Biggest threat to our native forests is now relieving pain!
New Zealand’s biggest threat to our native forests is now relieving pain!
Natures Support® using wild
possum fur to produce a range of
pain supports that has been clinically proven to work!
Auckland, Monday 29th September 2014 - Natures Support have developed a range of new pain relief products for pain suffers. Back, shoulder, neck, elbow, wrist, knee and ankle supports - all made from New Zealand leading destroyer of native habitat, the possum, which is humanely harvested from New Zealand's extensive native forests. This harvesting is essential to protect the unique and endangered wildlife species and their habitat. Harvesting practices meet the NZ Code of Welfare issued under the Animal Welfare Act 1999.
Made in New Zealand the product has been developed for those with arthritis, ligament and nerve damage, repetitive strain injuries and other debilitating joint ailments and is suitable for all age groups providing 24-hour pain relief.
The product came about through a chance meeting three years ago between Mahé Drysdale, World Single Scull Rowing Champion and Colin Cox, one of the pioneers in New Zealand’s fur/fibre industry with over 40 years experience in the use of this natural resource.
Mahé had exhausted his option for pain relief and wanted to continue rowing, ongoing use of pain medication was not an option; his arthritis and general ligament damage had taken its toll. Colin suggested a belt with the possum fur/fibre held against the skin. Possum fur/fibre is unique – it’s hollow fur/fibre providing a warm thermally stable feeling without the buildup or perspiration, a property not found in wool or synthetics.
“I wear the belt every time I’m training or competing. It’s comfortable and fits perfectly under my clothing. I’ve found it easy to wash and dry,” said Mahé Drysdale, current World Single Scull Rowing Champion.
Natures Support has continued on with development of the product range and earlier this year undertook a peer reviewed medical study through the Health Innovation Hub of New Zealand which independently verified Natures Support products may reduce pain and help keep a sufferer of back pain mobile.
The independent clinical study has shown that Natures Support may deliver pain relief to most sufferers.

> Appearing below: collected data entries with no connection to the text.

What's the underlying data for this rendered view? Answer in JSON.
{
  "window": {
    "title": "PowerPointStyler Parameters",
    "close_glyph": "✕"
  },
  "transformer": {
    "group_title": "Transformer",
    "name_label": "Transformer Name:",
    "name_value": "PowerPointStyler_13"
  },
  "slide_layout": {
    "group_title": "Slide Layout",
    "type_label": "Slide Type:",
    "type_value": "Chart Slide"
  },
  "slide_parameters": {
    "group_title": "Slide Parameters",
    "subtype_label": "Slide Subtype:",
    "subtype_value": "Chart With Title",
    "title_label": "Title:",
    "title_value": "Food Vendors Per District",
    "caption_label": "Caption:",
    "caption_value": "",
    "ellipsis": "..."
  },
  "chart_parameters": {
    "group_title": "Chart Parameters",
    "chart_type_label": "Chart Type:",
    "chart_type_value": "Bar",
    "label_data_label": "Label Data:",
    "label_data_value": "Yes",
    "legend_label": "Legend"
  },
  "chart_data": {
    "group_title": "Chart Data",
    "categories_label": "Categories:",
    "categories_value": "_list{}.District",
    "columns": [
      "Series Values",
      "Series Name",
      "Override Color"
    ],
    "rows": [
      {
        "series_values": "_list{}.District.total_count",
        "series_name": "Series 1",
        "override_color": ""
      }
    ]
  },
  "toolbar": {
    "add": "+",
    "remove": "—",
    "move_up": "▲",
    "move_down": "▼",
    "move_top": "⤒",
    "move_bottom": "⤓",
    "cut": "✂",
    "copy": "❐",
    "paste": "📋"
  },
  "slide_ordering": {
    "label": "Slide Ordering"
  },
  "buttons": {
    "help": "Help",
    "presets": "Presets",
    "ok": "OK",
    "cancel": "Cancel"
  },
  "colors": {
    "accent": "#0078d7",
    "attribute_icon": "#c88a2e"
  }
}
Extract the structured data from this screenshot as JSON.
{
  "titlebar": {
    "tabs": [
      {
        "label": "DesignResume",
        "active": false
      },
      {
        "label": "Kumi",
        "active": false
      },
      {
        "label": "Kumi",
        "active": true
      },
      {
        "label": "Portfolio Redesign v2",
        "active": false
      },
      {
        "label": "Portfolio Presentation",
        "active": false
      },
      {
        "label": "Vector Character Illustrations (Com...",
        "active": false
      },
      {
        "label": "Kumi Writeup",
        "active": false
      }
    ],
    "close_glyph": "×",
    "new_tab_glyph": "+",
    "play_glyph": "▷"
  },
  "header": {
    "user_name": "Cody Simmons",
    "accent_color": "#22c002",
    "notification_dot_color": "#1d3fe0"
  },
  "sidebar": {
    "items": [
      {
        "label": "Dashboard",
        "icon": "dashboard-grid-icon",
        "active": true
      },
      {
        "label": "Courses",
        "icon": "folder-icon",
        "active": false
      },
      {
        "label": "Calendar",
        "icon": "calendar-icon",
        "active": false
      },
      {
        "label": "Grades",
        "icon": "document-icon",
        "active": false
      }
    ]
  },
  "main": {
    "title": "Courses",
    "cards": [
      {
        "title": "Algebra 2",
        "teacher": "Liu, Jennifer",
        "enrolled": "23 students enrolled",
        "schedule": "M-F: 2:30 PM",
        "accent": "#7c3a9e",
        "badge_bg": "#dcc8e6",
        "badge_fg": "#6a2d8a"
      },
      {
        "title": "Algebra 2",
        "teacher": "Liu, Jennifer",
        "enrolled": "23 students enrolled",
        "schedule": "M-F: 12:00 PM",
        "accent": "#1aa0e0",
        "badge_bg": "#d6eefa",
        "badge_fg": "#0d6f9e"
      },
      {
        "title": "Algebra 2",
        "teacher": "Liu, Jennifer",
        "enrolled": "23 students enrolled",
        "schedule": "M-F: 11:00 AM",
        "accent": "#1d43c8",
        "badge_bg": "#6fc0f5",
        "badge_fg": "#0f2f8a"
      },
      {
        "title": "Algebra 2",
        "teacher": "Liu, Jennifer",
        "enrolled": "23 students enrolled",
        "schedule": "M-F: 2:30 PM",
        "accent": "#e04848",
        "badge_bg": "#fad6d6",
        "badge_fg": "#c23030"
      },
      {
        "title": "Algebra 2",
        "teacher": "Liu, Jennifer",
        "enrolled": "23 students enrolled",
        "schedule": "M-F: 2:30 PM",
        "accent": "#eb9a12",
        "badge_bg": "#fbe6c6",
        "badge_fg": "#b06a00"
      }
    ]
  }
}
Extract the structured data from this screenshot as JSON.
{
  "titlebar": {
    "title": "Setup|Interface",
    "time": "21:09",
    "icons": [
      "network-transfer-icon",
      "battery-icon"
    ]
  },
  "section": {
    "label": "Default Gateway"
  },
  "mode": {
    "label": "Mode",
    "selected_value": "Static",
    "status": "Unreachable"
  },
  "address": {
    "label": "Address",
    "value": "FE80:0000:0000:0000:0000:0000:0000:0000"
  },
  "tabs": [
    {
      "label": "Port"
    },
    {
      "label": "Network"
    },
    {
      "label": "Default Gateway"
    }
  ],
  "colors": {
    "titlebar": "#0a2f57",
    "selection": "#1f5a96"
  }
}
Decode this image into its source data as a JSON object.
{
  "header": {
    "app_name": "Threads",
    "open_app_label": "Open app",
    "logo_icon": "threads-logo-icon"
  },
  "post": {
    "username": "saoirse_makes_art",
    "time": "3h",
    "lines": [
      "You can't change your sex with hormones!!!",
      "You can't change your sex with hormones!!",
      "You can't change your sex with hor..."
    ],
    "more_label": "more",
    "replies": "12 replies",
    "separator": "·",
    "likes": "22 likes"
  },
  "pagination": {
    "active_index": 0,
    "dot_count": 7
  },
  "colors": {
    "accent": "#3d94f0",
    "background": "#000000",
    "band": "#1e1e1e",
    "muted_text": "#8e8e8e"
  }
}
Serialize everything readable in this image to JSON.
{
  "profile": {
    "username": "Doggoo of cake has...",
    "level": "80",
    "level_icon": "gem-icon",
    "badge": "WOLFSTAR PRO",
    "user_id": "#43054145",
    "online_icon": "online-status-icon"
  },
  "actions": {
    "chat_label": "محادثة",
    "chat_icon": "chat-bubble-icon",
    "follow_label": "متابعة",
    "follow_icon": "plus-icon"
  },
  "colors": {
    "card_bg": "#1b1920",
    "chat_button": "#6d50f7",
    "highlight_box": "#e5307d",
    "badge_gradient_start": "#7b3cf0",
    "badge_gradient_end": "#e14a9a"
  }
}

The study focused on the lower back and four key points - pain relief, improved sleep, reduced medications and a general improvement in mobility and lifestyle. All results are consistent with customer experiences and feedback.
Based on this study you are
likely to experience:
• An improvement in the ability to perform activities of daily living
• A reduction in back pain medication
• Improved quality of sleep
• A decrease in pain intensity, both awake and sleeping
The pain relief comes from the recognised medical effect called effleurage, which is the gentle stroking of the skin, stimulating the surface of the skin above the pain, confusing the nerve pathways to send pleasurable signals to the brain instead of the pain signals. The fur also has hollow fiber making it thermally stable, providing superior comfort and warmth, while allowing moisture to escape.
The Nature Support product range retail at $197 for lower back belt, $57 wrist & hand support, $55 shoe inserts, $74 neck support, $95 knee, $95 elbow, $72 shoulder and $95 ankle support, and is available online.
Natures Support is a wholly owned and operated New Zealand company providing a range of natural products to alleviate pain and discomfort and to enhance sports performance. Established in 2011 by Colin Cox, one of the pioneers in New Zealand’s fur/fibre industry with over 40 years experience in the use of this natural resource and the first to recognise the hollow fur/fibre potential for a therapeutic benefit. The fur/fibre used in the products comes from the ‘Brush Tail Marsupial’ and is the only fine hollow fur/fibre in the world available in sufficient quantity to be commercially viable. These wild marsupials were introduced into New Zealand’s native forests from Australia in the mid-1850s to establish a fur trade and quickly became a pest. Today they are humanely and selectively harvested for their fur and also to protect New Zealand’s native habitat and wild life.